The Lower Mississippi River Water Trail
Buoys and other Stationary Objects
The 2nd most dangerous hazard to any river paddler is a stationary object in a strong current. In smaller rivers stationary hazards include rocks, boulders, trees, snags, bridges, fences, etc. On the big river the main stationary hazards are fleeted barges, but also include docks, piers, and buoys. You will paddle past many docking facilities found within the three mile busy section below the Helena Bridge. Maintain at least a 100 yard safety distance away from these docks, and more if there appears to be any tow activity. Keep in mind that the wind can blow you sideways into bankside hazards. The river currents can also push you laterally across the face of the river. Watch shoreline landmarks and adjust your angle of travel accordingly. If necessary ferry out and head for the middle of the river, or the far side LBD. There are no buoys bank right through this section of river, because the water is deep all the way to the bank. But if your line of travel takes you into the middle of the river you will find a long line of red buoys (tow pilots call them the “nuns” for cone-shaped tops) marking the far edge of the navigation channel there. Oftentimes they are placed at the ends of wing dams or dikes. And that is indeed normally the case in this bend of the river; the US Coast Guard tries to maintain these buoys in a position of deep water at the ends of what is marked on the map as the “Montezuma Bar Dikes.” How deep is the water at the buoy? Towboats & fully-loaded barges draw nine feet maximum, but to add a little buffer the USCG likes to place them at the twenty foot depth. This helps accommodate changes of water level in the ever fluctuating Mississippi River.
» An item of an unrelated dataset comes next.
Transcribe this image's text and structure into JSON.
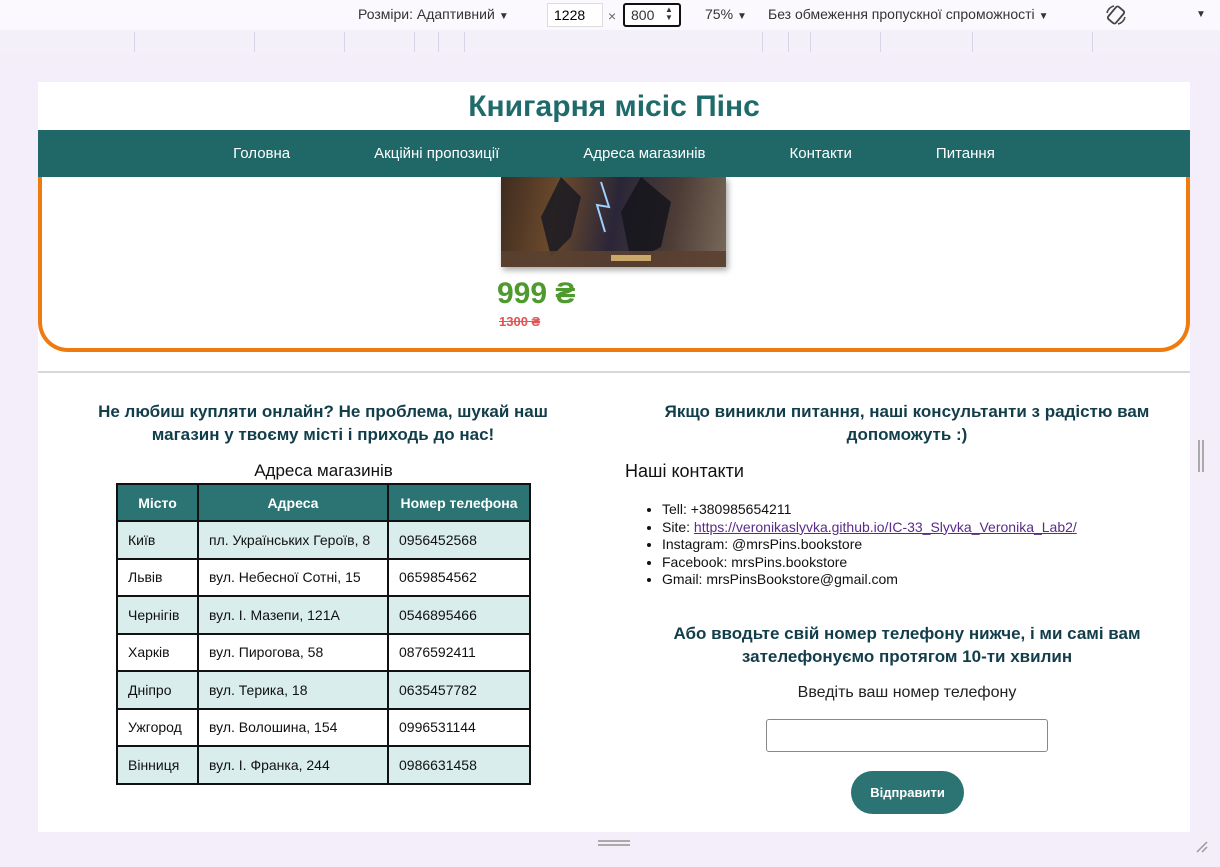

Highlights of Civilization
Some of the highlights of civilization as you paddle out of Helena include Quincy Soybean Docks (663), Isle of Capri Casino (662), the Helena Bridge (661.8), Texas Eastern (Petroleum) Products (662), Helena Bridge Terminal (661.6), Helena Fuel and Harbor Service (661.5), the Helena Power Plant, the high voltage transmission line of Arkansas Power & light (659.9 — towboat pilots refer to as the “High Wire”), Texas Gas Trans Corp (Pipeline going under river at 658.7) the Helena Slackwater Harbor (652.2), the Helena wastewater drainage pipes (652), and the ADM/McAlister Grain & Mississippi Limestone (652). All are in Arkansas RBD with the exception of the Casino and the Friars Point locations, which are both in Mississippi LBD.
Nature lovers — do not despair! — you will soon be leaving all signs of mankind behind. This eleven-mile section (to just below Friars Point) is just a little taste of some “busy-ness” before the wilderness. The good stuff is coming once you get below Friars Point. Furthermore this industrial section is actually a great education and should be looked upon as so. What you see in these eleven miles explains Louisiana’s “Chemical Corridor” and the vast inland port of Greater New Orleans — and the river’s connection to the world market. This will make a well-rounded tour for the long-distance paddler setting out from Helena down the Water Trail. You get the opportunity to experience a little industry and a lot of nature. The river is both commerce and wilds. It has always been this way since the Athabaskans first migrated across the Bering Strait and then South out of Canada and began ferrying goods along the plentiful river valleys in hollowed logs. They were of course later followed by their descendants the Chickasaw, Choctaw, Quapaw, Natchez, and many others in dugout canoes, hide-covered canoes and bark canoes. The Mississippi is and has always been this continent’s greatest highway and simultaneously also one of its greatest wildernesses. Can the two co-exist? I believe so and will describe it as so.